We grabbed a drink and sat down to have a chat. So it was a safe, mostly legal ride. I went over the speed limit on one occasion. I know, I was impressed myself at this that it was only just once!
We pulled out of a busy junction where you had to pull across to the central reservation and then pull out onto the other carriageway. I did this with no problem. I then increased my speed to 50 (which I thought it was) and soon came across the de-restricted sign. I then realised it was a forty. However, Chris was pleased that I knew where and when I had done this.
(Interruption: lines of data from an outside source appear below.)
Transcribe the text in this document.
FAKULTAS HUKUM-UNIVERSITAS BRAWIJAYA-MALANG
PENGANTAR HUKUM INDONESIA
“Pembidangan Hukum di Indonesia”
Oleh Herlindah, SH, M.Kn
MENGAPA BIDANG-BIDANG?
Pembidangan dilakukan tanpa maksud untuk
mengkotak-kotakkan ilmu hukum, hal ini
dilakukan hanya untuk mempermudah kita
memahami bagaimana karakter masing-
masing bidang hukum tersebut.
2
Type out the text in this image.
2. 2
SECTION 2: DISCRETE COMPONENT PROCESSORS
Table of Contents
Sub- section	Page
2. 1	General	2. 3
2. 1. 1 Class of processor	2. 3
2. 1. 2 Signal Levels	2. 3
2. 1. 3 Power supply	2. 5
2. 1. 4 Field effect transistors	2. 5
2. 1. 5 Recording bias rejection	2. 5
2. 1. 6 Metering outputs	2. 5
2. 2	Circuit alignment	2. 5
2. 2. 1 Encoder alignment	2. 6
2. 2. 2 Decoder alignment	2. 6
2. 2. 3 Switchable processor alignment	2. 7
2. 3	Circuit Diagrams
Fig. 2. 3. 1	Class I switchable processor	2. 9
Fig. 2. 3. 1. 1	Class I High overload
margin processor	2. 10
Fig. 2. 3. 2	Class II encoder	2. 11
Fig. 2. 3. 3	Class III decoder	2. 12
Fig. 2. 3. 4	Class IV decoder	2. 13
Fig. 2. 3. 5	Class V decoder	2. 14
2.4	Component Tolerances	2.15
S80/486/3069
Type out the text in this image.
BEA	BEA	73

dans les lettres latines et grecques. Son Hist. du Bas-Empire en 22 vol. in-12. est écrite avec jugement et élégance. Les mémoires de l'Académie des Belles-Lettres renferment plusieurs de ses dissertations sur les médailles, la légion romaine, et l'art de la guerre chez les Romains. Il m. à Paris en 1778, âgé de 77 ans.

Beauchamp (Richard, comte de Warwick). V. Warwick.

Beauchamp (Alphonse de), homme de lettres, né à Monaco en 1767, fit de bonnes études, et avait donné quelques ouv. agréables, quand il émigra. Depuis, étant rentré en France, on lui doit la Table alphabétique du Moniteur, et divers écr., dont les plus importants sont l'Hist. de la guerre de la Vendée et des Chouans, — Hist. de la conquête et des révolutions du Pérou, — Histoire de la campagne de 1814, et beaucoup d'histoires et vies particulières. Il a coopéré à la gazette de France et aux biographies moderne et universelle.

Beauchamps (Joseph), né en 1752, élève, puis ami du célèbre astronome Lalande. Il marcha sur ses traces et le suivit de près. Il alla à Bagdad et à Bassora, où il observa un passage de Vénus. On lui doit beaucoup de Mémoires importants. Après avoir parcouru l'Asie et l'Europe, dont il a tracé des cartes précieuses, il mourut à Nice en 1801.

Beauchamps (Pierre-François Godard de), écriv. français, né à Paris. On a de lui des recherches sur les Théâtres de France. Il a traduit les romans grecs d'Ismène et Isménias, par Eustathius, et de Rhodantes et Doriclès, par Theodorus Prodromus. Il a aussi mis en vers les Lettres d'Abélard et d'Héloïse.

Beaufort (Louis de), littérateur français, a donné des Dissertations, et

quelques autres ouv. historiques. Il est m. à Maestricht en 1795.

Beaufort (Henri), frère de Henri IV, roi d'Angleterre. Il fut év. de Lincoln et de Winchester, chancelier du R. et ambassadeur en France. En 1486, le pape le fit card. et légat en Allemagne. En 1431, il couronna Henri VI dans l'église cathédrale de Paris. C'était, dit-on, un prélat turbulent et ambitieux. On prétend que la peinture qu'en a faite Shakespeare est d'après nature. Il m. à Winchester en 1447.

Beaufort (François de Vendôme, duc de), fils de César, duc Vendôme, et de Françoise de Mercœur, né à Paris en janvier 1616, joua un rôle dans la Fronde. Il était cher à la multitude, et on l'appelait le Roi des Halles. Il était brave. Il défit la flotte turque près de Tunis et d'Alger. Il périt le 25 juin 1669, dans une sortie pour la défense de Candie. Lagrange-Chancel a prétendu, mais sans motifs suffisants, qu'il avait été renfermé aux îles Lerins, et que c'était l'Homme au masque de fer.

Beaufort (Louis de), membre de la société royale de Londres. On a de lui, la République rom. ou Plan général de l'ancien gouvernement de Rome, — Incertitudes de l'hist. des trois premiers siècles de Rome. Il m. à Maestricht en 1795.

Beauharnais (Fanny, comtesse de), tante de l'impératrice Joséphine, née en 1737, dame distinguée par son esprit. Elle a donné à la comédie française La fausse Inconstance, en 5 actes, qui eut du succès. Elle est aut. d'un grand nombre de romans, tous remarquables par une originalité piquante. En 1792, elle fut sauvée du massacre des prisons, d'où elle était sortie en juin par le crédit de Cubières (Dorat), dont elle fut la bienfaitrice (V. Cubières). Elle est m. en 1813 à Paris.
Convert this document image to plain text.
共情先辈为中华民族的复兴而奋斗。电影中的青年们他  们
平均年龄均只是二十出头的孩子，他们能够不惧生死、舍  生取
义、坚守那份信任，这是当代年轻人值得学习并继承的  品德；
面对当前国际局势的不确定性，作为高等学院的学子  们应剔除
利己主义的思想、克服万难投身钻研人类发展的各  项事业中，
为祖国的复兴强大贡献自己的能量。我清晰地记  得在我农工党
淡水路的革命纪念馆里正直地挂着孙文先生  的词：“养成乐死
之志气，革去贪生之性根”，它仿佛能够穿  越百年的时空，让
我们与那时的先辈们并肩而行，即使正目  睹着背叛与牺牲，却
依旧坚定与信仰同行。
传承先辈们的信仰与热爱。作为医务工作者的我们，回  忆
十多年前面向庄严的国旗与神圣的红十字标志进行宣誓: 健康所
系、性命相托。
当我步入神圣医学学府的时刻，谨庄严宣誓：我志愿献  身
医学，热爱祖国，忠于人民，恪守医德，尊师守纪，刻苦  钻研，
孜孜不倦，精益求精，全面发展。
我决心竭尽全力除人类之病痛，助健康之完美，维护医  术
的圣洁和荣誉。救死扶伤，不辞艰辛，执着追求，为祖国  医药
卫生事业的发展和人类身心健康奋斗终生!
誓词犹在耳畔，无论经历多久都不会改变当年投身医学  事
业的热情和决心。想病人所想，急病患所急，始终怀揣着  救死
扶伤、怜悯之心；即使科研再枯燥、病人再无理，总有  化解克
Chris said I had a good understanding and implementation of the IPSGA system. However, he would like to see me slow when I come down from a national speed limit to, say, a 40 limit in a different way. He would like me to use the brakes to slow down to 40 and then change down into the appropriate gear. Whereas at the moment, I roll off the throttle and come down through the gears on the approach to the 40 limits. So by the time I reach the limit I am at the correct speed.
Chris would also like to see me get up to the speed limit quicker when entering a national speed limit.
Thank you, Chris, I really appreciate you giving up your time so I could take my test.
But I passed. That was the main thing. A few things for me to work on but I think you can always improve on your riding. And be open to learning new things.
It has been really good to take a step back, look at my riding and see where I can make improvements to keep me as safe as possible. Always thinking about my bubble of safety.
My ride outs with my Observer, Ian, each week very quickly became a highlight of my week. I felt lucky to have such a great mentor and I feel my riding has improved over the duration of the course. The coffee and cake was just an added bonus but a great chance to sit down and have a relaxed chat about my riding and the course itself.
I would just like to say thank you to Ian for giving up his time to get me through the course. The IAM Observers are all volunteers and they give up their time for people like me and you so we can become better riders.
If you are thinking about signing up for an IAM course but are not sure, I can recommend doing a taster session with your local group so you can see for yourself what it is all about.
I, for one, am glad I did just that.